Yasue Maetake: Three-Legged Idols
December 4th, 2023 - January 6th, 2024Nina Johnson is pleased to announce Three-Legged Idols, a solo exhibition of new mixed-media sculptures by New York-based artist Yasue Maetake, opening December 4th in the Exhibition Library. The exhibition highlights Maetake’s skillful technique of melding various materials including animal bones, seashells, coral, resin, metal, and glass to create abstract shapes that evoke both ancient archetypal elements and futuristic aesthetics.
With Three-Legged Idols, the artist explores the functional art and fundamental purpose of a tripod—from its use in ancient civilization as decorative elements and trophies, to its evolution into modern-day tools such as telescopes and stationary cameras. Avoiding material consistency and instead foregrounding an armature form, the exhibition ventures into unexplored artistic territory with Maetake delving deeper than ever before into the bounds of physical and technical intricacies. By emphasizing the structure’s stance, Maetake portrays a liminal space—the purgatory between humanity’s sedentary lifestyle and physical connection with Earth—and its simultaneous yearning for the celestial and a speculative future.
Incorporating an animistic viewpoint, the works in Three-Legged Idols manifest as gracefully designed, abstract pieces drawing upon myths, the natural world, human experiences, and traditional Japanese aesthetics and traditions. The work titles, which are in both English and Japanese, verbally align with the artist’s visual and linguistic associations inspired by the pieces.

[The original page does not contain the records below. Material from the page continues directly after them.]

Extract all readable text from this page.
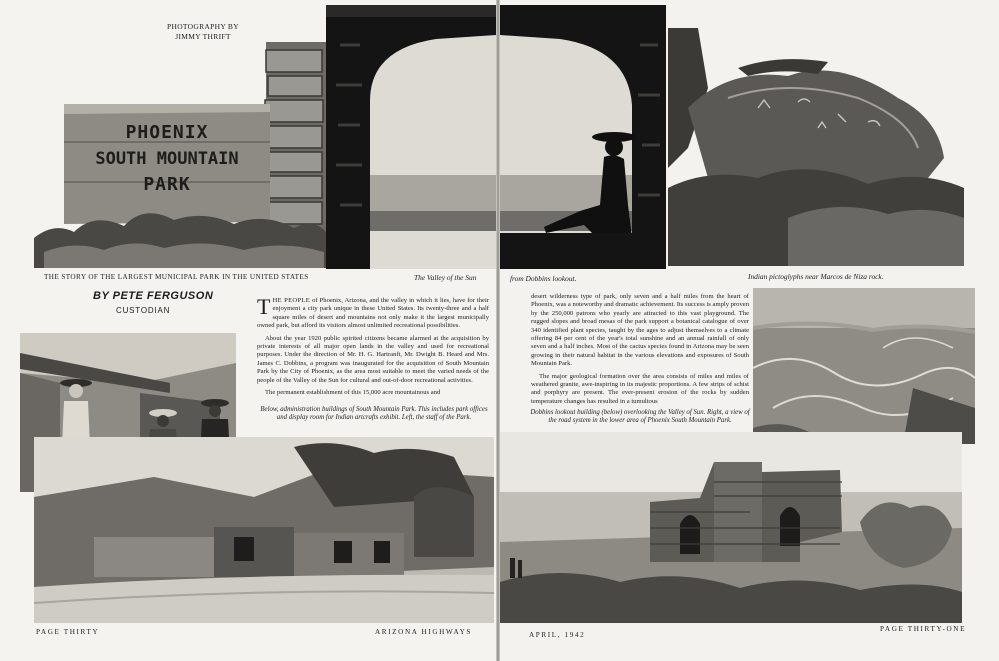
PHOTOGRAPHY BY
JIMMY THRIFT
PHOENIX
SOUTH MOUNTAIN
PARK
THE STORY OF THE LARGEST MUNICIPAL PARK IN THE UNITED STATES	The Valley of the Sun	from Dobbins lookout.	Indian pictoglyphs near Marcos de Niza rock.
BY PETE FERGUSON
CUSTODIAN	THE PEOPLE of Phoenix, Arizona, and the valley in which it lies, have for their enjoyment a city park unique in these United States. Its twenty-three and a half square miles of desert and mountains not only make it the largest municipally owned park, but afford its visitors almost unlimited recreational possibilities.

About the year 1920 public spirited citizens became alarmed at the acquisition by private interests of all major open lands in the valley and used for recreational purposes. Under the direction of Mr. H. G. Hartranft, Mr. Dwight B. Heard and Mrs. James C. Dobbins, a program was inaugurated for the acquisition of South Mountain Park by the City of Phoenix, as the area most suitable to meet the varied needs of the people of the Valley of the Sun for cultural and out-of-door recreational activities.

The permanent establishment of this 15,000 acre mountainous and

Below, administration buildings of South Mountain Park. This includes park offices and display room for Indian artcrafts exhibit. Left, the staff of the Park.

desert wilderness type of park, only seven and a half miles from the heart of Phoenix, was a noteworthy and dramatic achievement. Its success is amply proven by the 250,000 patrons who yearly are attracted to this vast playground. The rugged slopes and broad mesas of the park support a botanical catalogue of over 340 identified plant species, taught by the ages to adjust themselves to a climate offering 84 per cent of the year's total sunshine and an annual rainfall of only seven and a half inches. Most of the cactus species found in Arizona may be seen growing in their natural habitat in the various elevations and exposures of South Mountain Park.

The major geological formation over the area consists of miles and miles of weathered granite, awe-inspiring in its majestic proportions. A few strips of schist and porphyry are present. The ever-present erosion of the rocks by sudden temperature changes has resulted in a tumultous

Dobbins lookout building (below) overlooking the Valley of Sun. Right, a view of the road system in the lower area of Phoenix South Mountain Park.
PAGE THIRTY	ARIZONA HIGHWAYS	APRIL, 1942
PAGE THIRTY-ONE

For the largest work in the show, Primordial Soup—a 5-foot tall stone-like formation composed of animal bones,fossils, sea glass, and quartz—the artist pulls from her deepest memories to illustrate primordial life forms converging in a melted pond.
Another piece, 神楽 [kagura], expresses a figure of a body encircled by a snake-like form made of bent inlay wood. Unlike other pieces in the show, the tripod armature of this work retains the raw tree’s surface, gesturing to the assemblage of something rough in appearance.

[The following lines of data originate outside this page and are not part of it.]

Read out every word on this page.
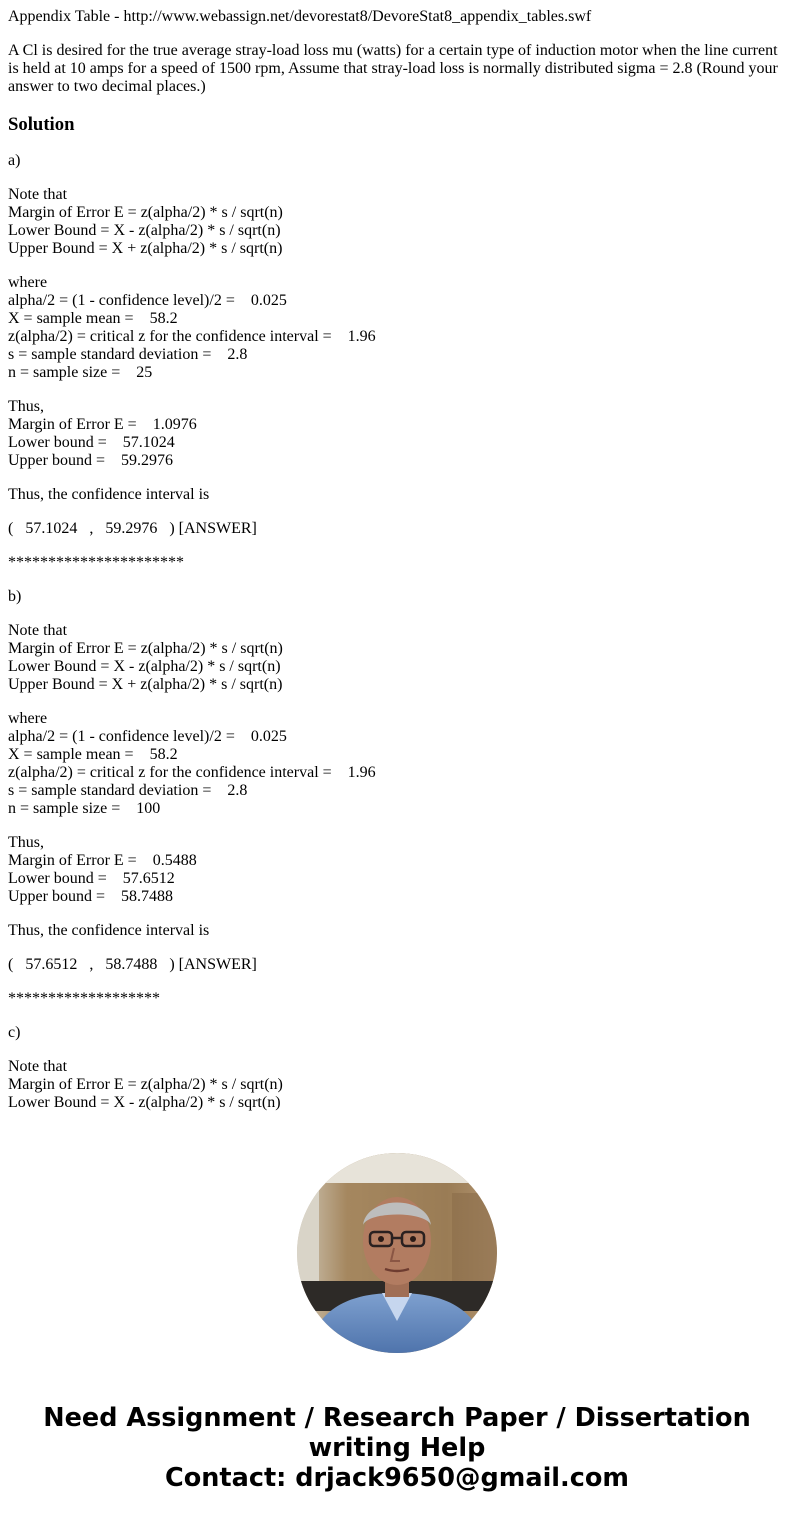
Appendix Table - http://www.webassign.net/devorestat8/DevoreStat8_appendix_tables.swf

A Cl is desired for the true average stray-load loss mu (watts) for a certain type of induction motor when the line current is held at 10 amps for a speed of 1500 rpm, Assume that stray-load loss is normally distributed sigma = 2.8 (Round your answer to two decimal places.)

Solution
a)
Note that
Margin of Error E = z(alpha/2) * s / sqrt(n)
Lower Bound = X - z(alpha/2) * s / sqrt(n)
Upper Bound = X + z(alpha/2) * s / sqrt(n)
where
alpha/2 = (1 - confidence level)/2 =    0.025
X = sample mean =    58.2
z(alpha/2) = critical z for the confidence interval =    1.96
s = sample standard deviation =    2.8
n = sample size =    25
Thus,
Margin of Error E =    1.0976
Lower bound =    57.1024
Upper bound =    59.2976
Thus, the confidence interval is
(   57.1024   ,   59.2976   ) [ANSWER]
**********************
b)
Note that
Margin of Error E = z(alpha/2) * s / sqrt(n)
Lower Bound = X - z(alpha/2) * s / sqrt(n)
Upper Bound = X + z(alpha/2) * s / sqrt(n)
where
alpha/2 = (1 - confidence level)/2 =    0.025
X = sample mean =    58.2
z(alpha/2) = critical z for the confidence interval =    1.96
s = sample standard deviation =    2.8
n = sample size =    100
Thus,
Margin of Error E =    0.5488
Lower bound =    57.6512
Upper bound =    58.7488
Thus, the confidence interval is
(   57.6512   ,   58.7488   ) [ANSWER]
*******************
c)
Note that
Margin of Error E = z(alpha/2) * s / sqrt(n)
Lower Bound = X - z(alpha/2) * s / sqrt(n)
Need Assignment / Research Paper / Dissertation
writing Help
Contact: drjack9650@gmail.com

Another piece titled 鍾乳洞[shōsnyūdō] is inspired by O-mikuji, a custom in Japanese ceremonial practice of using folded strips of paper that are tied to pine trees to create a shrine. The work is vertically emphasized, and uses aluminum to create the effect of gently tumbling ice floes along erect lines.
“In the Three-Legged Idols series, the three-legged stance serves as my motif to mark or pay homage to human spatial wisdom. I am inspired by the transformation of functionality and the construction of utilitarianism, craftsmanship, and the individual aesthetic into eventual art, and I am excited to explore this process in the Exhibition Library at Nina Johnson,” said Yasue Maetake.
Three Legged-Idols is on view through January 6th, 2024.